1st Article of the Series – SharePoint 2010 for Administrators
Aggregated Search and Indexing is one of the most important features of Microsoft SharePoint Server 2010. Today I’m going to show you, how to create a search service application and configure the crawl process.
The heart of the search process is the crawler. The crawler goes and gathers the information from the content sources and stores information in the index. After the index is built, users execute queries against the index and receive results. The crawler has to be configured by the Administrator with content sources, security and timing rules.
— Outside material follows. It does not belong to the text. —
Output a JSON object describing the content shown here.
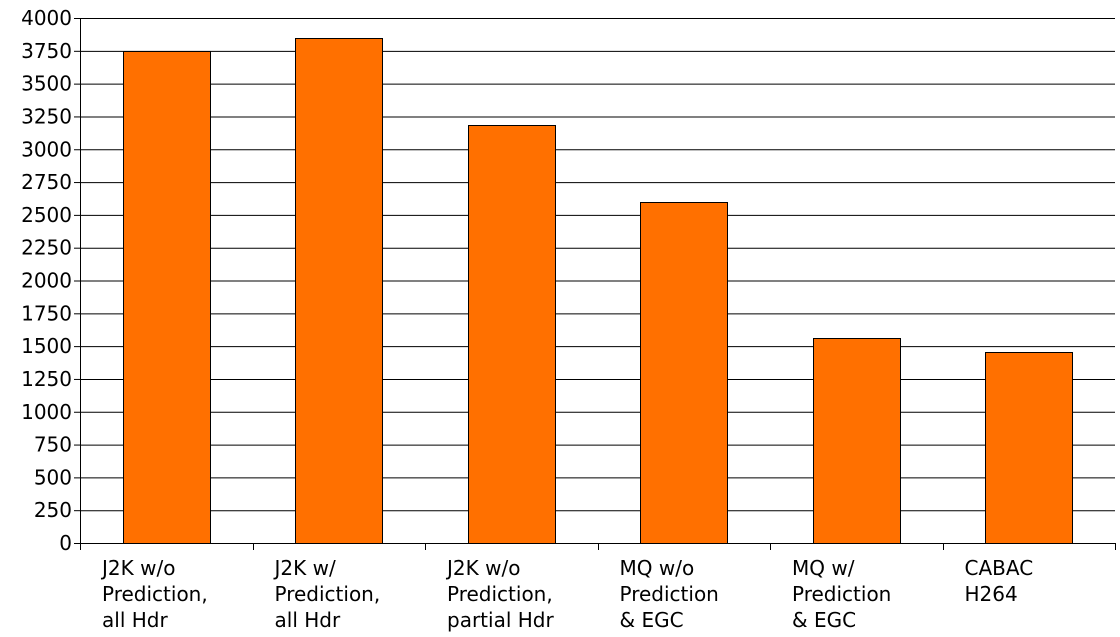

There is no more Shared Service Provider (SSP) in SharePoint 2010 Architecture. All services are managed separately. Different services are started and managed in different ways, search service is started as part of creating the search service application and is managed with the Search Service Application topology.
Creating a Search Service Application
Like all service applications, search service application is created from the Manage Service Application page of Central Administration.
There from the new menu you can add a new Search Service Application. [A Search Service Application will be installed with the default installation of SP 2010].
After creating, selecting the Search Service Application (not the proxy) click on the properties button on the ribbon you will see more configuration options. The initial topology with your new search service application configuration will have all components on one application server and all databases on one database server. This topology can be changed later using the Modify Topology link located on the Farm-Wide Search Administration page or from the Search Service management page.
After naming and creating, the properties page of Search Service Application looks like the one given below.
Leave the FAST service application set to none. Next you must specify the search service account which it must be a managed service account, and it will be the same for all search services in the farm. Just like other managed service accounts, it can be changed from the Configure Service Accounts page under the General Security section of the Security page in Central Administration.
Then set the application pools for the two web services. These application pools can be shared with other application or can be unique. The security account used as its identity must be a managed account. First the Search Admin Web Service and the second Search Query and Site Settings Web Service. If you will have search administrators who are not farm administrators, you need to give them permission to manage the search service application from the Manage Service Applications page as shown below which can be done by selecting Administration button from the ribbon.
Now select the Search Service Application and click on the Manage button on the ribbon to open the Search Administration with a dashboard for System Status, Crawl History and Search Application Topology.
There are many possible configuration changes with the System Status screen. Can change the Default content access account, change contact email address, proxy server and etc…
Creating content sources is the first administrative task in building a search and indexing topology. A content source is a collection of start addresses that are accessed with the same type connection and collectively managed. Simply a start address is the URL location where the crawler starts the process. The crawl settings define the depth and, potentially, the width for the crawl process.
Content Source Types
- SharePoint sites
- Web sites
- File shares
- Exchange public folders
- Line of business data
- Custom repositories defined by custom connectors
I can create new content sources, depending on content source type I can set content sources (locations/addresses). Apart from that schedule crawling, setting priority too can be configured from here.
Crawl rules allows to include or/and exclude and specify security context for content sources for crawling. Adding crawl rules is a topic has been taken separately which I will not cover in today’s article.
Crawl rule paths can be entered in few different ways.
- Web application: http://www.sharepoint.com
- Web application path: http://www.sharepoint.com/path
- All inclusive: http://*
- Scheme independent: *://www.sharepoint.com
- Domain: http://*.sharepoint.com
- Crawl rules can include regular expressions too
Server Name Mappings
There can be situations where crawling has be performed on URLs other than what’s given in alternate access mapping. You can create server name mappings to override how the URLs are shown in search results and correct the name displayed to user. This is mainly needed in scenarios where the user need to crawl content using HTTP when users will access it using HTTPS and also when it is necessary to crawl with Windows authentication when the normal authentication method is not supported for the crawler, such as smart-card authentication.
The configuration you have done up to now is fair enough for the search to work. But there are lot more configuration that can be done regarding security permission, database configuration and etc.. depending on the farm topology used.